Tuesday, September 28, 2010

On snakes and mice.

- Tale without tail: rodent in UK loaf
London, Sept. 28: Sorry if this spoils your breakfast, but know that your morning toast and poached egg are being sacrificed for the sake of restoring national honour.
For, here’s a chance to smear egg on the faces of all those making a toast of India’s dignity by cribbing about the absence of hygiene and presence of a snake at Delhi’s Games Village.
The story is about the missed breakfast of Stephen Forse, an Englishman who discovered a dead, tail-less mouse wedged in a fresh loaf of bread at his home in Kidlington, Oxfordshire.

It happened in January but the matter came to a head only last week, when the filthy toilets at the Commonwealth Games athletes’ quarters in Delhi were making waves on TV screens in the West. So, here’s how to turn the tables: Indian athletes selected for the 2012 London Olympics, especially the vegetarians among them, may now justifiably threaten to pull out unless they are reassured about the contents of British sandwiches.

Sure, soft drinks bottles and chocolate bars do now and then throw up insects and worms in India too, but Forse’s predicament has an added twist in the tale, thanks to the unresolved Mystery of the Missing Mouse Tail. The father of two had ordered a Hovis loaf and other items online through a Tesco branch in Bicester near Oxford, and was making sandwiches for his children when he stopped in his track.

“I noticed a dark-coloured object embedded in the corner of three or four slices,” he said. “As I looked closer I saw that the object had fur on it.”

Forse continued to prepare some sandwiches from another loaf of bread, checking each slice carefully.

“I still felt quite shaken. As I was feeling ill I couldn’t face eating anything myself. My six-year-old daughter commented, ‘Why aren’t you eating anything, daddy?’ to which I just replied that I wasn’t hungry.”
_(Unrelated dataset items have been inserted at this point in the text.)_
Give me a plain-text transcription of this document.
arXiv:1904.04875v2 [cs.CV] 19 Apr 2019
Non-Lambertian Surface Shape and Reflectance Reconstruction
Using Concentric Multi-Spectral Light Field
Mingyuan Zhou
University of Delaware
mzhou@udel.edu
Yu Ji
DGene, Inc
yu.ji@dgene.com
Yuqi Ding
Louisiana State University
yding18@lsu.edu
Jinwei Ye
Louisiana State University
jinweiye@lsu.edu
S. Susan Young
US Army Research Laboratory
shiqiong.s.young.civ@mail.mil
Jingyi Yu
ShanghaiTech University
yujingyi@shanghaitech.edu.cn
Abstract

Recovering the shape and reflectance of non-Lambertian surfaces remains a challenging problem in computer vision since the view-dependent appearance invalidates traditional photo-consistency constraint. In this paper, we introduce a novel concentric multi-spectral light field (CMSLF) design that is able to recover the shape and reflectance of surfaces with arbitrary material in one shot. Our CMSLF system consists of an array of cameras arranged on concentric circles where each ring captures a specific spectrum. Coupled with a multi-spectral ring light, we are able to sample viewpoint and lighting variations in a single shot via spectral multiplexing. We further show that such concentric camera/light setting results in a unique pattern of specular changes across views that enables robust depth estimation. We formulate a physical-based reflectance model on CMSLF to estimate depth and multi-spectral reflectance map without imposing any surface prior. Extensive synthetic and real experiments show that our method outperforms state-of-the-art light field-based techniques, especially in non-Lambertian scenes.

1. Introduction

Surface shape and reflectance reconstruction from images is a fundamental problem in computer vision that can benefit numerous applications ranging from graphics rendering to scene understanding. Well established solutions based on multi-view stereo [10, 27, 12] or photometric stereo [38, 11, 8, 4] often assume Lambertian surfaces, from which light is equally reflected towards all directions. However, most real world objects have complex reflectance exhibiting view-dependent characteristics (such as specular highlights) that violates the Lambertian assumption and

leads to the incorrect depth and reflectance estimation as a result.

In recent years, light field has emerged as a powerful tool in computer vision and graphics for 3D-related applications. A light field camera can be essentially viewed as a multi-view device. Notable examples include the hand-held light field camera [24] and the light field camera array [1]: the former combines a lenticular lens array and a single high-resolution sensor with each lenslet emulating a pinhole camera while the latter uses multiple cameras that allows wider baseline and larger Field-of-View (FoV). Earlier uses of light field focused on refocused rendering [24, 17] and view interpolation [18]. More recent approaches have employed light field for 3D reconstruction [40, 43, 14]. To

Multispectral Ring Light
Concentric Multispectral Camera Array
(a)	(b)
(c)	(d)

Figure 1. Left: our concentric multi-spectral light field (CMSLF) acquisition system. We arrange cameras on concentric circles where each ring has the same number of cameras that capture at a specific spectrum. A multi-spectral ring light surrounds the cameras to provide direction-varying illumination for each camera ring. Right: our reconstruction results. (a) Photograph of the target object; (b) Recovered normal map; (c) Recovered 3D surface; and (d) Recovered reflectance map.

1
Forse contacted his local authority, Cherwell District Council, which sent environmental health officers who collected the incriminating evidence with the thoroughness of a Miss Marple. One of them identified the dark object as a mouse minus its tail.

“Her comments made me feel ill once again as there was no indication where the tail was,” Forse said. “Had it fallen off prior to the bread being wrapped, or had any of my family eaten it with another slice of bread on a previous day?”
Following an investigation, the manufacturers, Premier Foods, were ordered to pay £16,821 at Oxford Crown Court last week.

A spokesperson for the company, which also makes Branston pickle and Bisto gravy, said: “We apologise profusely for the distress caused as a result of this isolated incident.”
Aileen Smith, the council’s technical officer, said it was no trivial matter. “Mice harbour disease, particularly salmonella (a bacterium), which can result in severe diarrhoea, vomiting, fever and can be fatal to children, the elderly or those with a compromised immune system,” she said.

Foreign athletes coming to the London Olympics will worry that if such a mouse had been swimming, metaphorically speaking, in the mouse-coloured sauce of a tikka masala, a jalfrezi, or a korma — three favourite curry recipes in Britain — it may have escaped detection.

So more power to Suresh Kalmadi, that stickler for the highest standards, who may wish to take this up with his English Olympic committee counterparts.